We survived despite the pandemic, the derecho, isolation, and fear. Divisive rhetoric unleashed hatred and violence, highlighting the enduring plague of racism and white supremacy. People died of natural and unnatural causes. For the first time in my ministry, I wrote in the parish record beside the names of those who died: “no funeral.” My brother and my son died in Canada. No funerals there either. We grieve, physically distance, socially isolated from our loved ones, knowing that they too are grieving alone.

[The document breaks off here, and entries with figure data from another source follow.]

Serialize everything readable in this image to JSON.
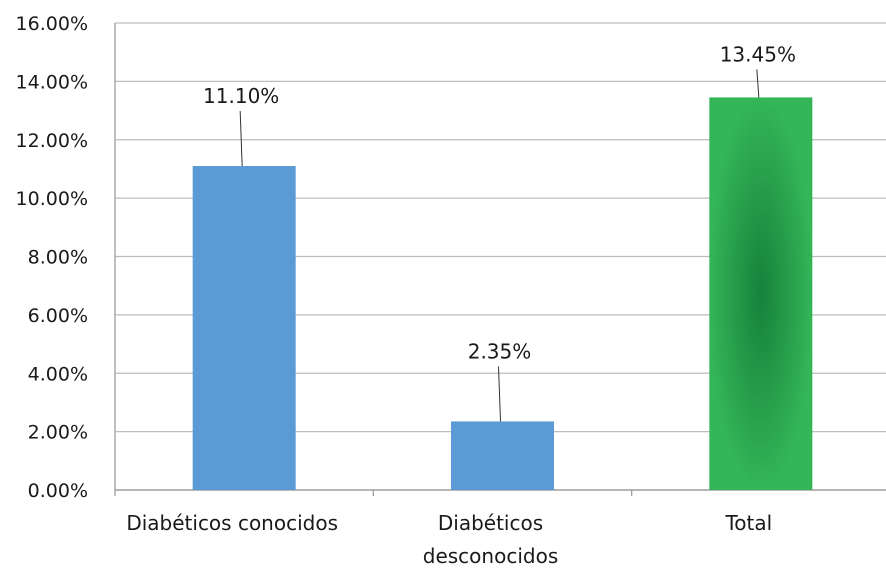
{
  "chart_data": {
    "type": "bar",
    "categories": [
      [
        "Diabéticos conocidos"
      ],
      [
        "Diabéticos",
        "desconocidos"
      ],
      [
        "Total"
      ]
    ],
    "values": [
      11.1,
      2.35,
      13.45
    ],
    "data_labels": [
      "11.10%",
      "2.35%",
      "13.45%"
    ],
    "ylim": [
      0,
      16
    ],
    "yticks": [
      0,
      2,
      4,
      6,
      8,
      10,
      12,
      14,
      16
    ],
    "ytick_labels": [
      "0.00%",
      "2.00%",
      "4.00%",
      "6.00%",
      "8.00%",
      "10.00%",
      "12.00%",
      "14.00%",
      "16.00%"
    ],
    "grid": true,
    "colors": [
      "#5b9bd5",
      "#5b9bd5",
      "#2fa84f"
    ],
    "highlight_color_center": "#16813a"
  }
}
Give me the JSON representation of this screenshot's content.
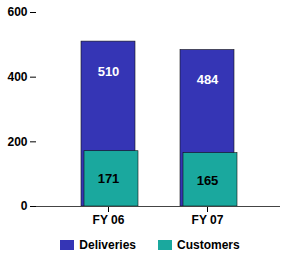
{
  "chart_data": {
    "type": "bar",
    "categories": [
      "FY 06",
      "FY 07"
    ],
    "series": [
      {
        "name": "Deliveries",
        "color": "#3535b5",
        "values": [
          510,
          484
        ]
      },
      {
        "name": "Customers",
        "color": "#1aa89e",
        "values": [
          171,
          165
        ]
      }
    ],
    "stacked": false,
    "ylim": [
      0,
      600
    ],
    "yticks": [
      0,
      200,
      400,
      600
    ],
    "grid": false,
    "data_labels": true,
    "legend": "bottom"
  }
}
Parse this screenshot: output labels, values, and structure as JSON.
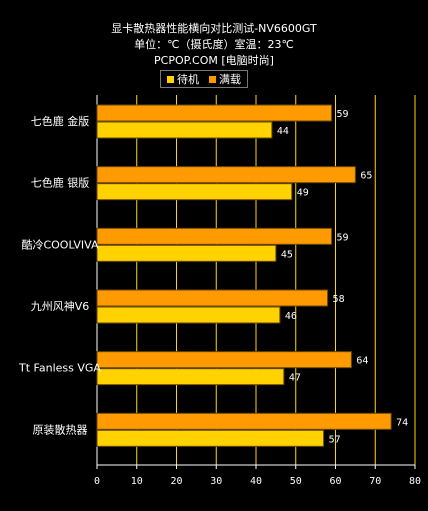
{
  "title": {
    "line1": "显卡散热器性能横向对比测试-NV6600GT",
    "line2": "单位：℃（摄氏度）室温：23℃",
    "line3": "PCPOP.COM [电脑时尚]"
  },
  "colors": {
    "background": "#000000",
    "gridline": "#FFD800",
    "idle": "#FFD200",
    "load": "#FF9A00",
    "bar_stroke": "#6B4A00"
  },
  "chart_data": {
    "type": "bar",
    "orientation": "horizontal",
    "categories": [
      "七色鹿 金版",
      "七色鹿 银版",
      "酷冷COOLVIVA",
      "九州风神V6",
      "Tt Fanless VGA",
      "原装散热器"
    ],
    "series": [
      {
        "name": "待机",
        "values": [
          44,
          49,
          45,
          46,
          47,
          57
        ]
      },
      {
        "name": "满载",
        "values": [
          59,
          65,
          59,
          58,
          64,
          74
        ]
      }
    ],
    "xlim": [
      0,
      80
    ],
    "xticks": [
      0,
      10,
      20,
      30,
      40,
      50,
      60,
      70,
      80
    ],
    "grid": true,
    "legend_position": "top-center"
  }
}
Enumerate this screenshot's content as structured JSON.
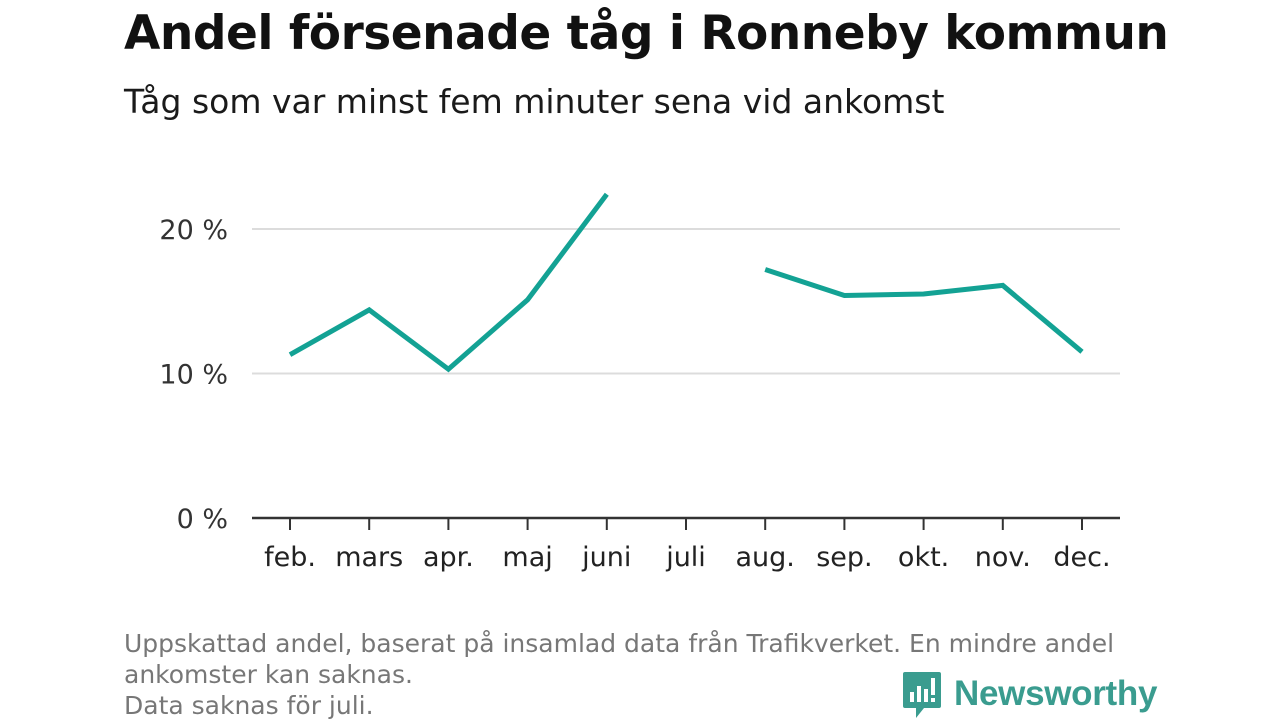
{
  "header": {
    "title": "Andel försenade tåg i Ronneby kommun",
    "subtitle": "Tåg som var minst fem minuter sena vid ankomst"
  },
  "footnote": {
    "line1": "Uppskattad andel, baserat på insamlad data från Trafikverket. En mindre andel",
    "line2": "ankomster kan saknas.",
    "line3": "Data saknas för juli."
  },
  "brand": {
    "name": "Newsworthy",
    "icon": "newsworthy-logo-icon",
    "color": "#3a9c8f"
  },
  "chart_data": {
    "type": "line",
    "title": "Andel försenade tåg i Ronneby kommun",
    "subtitle": "Tåg som var minst fem minuter sena vid ankomst",
    "categories": [
      "feb.",
      "mars",
      "apr.",
      "maj",
      "juni",
      "juli",
      "aug.",
      "sep.",
      "okt.",
      "nov.",
      "dec."
    ],
    "series": [
      {
        "values": [
          11.3,
          14.4,
          10.3,
          15.1,
          22.4,
          null,
          17.2,
          15.4,
          15.5,
          16.1,
          11.5
        ],
        "color": "#13a294"
      }
    ],
    "yticks": [
      0,
      10,
      20
    ],
    "ytick_labels": [
      "0 %",
      "10 %",
      "20 %"
    ],
    "ylim": [
      0,
      25
    ],
    "xlabel": "",
    "ylabel": "",
    "grid": true,
    "legend": "none"
  }
}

We survived. We are vaccinated and protected from the worst of COVID-19. But it continues to evolve, spawning new variants. There are millions of empty places in homes around the world. Millions of hearts are heavy laden with sorrow and grief. For them I offer this poem written by Jan Richardson.
The Cure for Sorrow
Because I do not know
any medicine for grief
but to let ourselves
grieve.
Because I do not know
any cure for sorrow
but to let ourselves
sorrow.
Because I do not know
any remedy
but to let the heart break,
to let it fall open, then
to let it fall open
still more.
Because I do not know
how to mend
the unmendable,
unfixable,
unhealable wound
that keeps finding
itself healed
as we tend it,
as we follow
the line of it,
as we let it lead us
on the path
it knows.
Because I do not know
any solace
but to give ourselves
into the Love
that will never cease
to find us,
that will never loose
its hold on us,
that will never abandon us
to the sorrow
for which it holds
the cure.
Amen. Thanks be to God who is love (1 John 4:20), whose Christ holds all things together (Colossians 1:17), and whose Spirit is present even in the depths of Sheol (Psalm 139:8).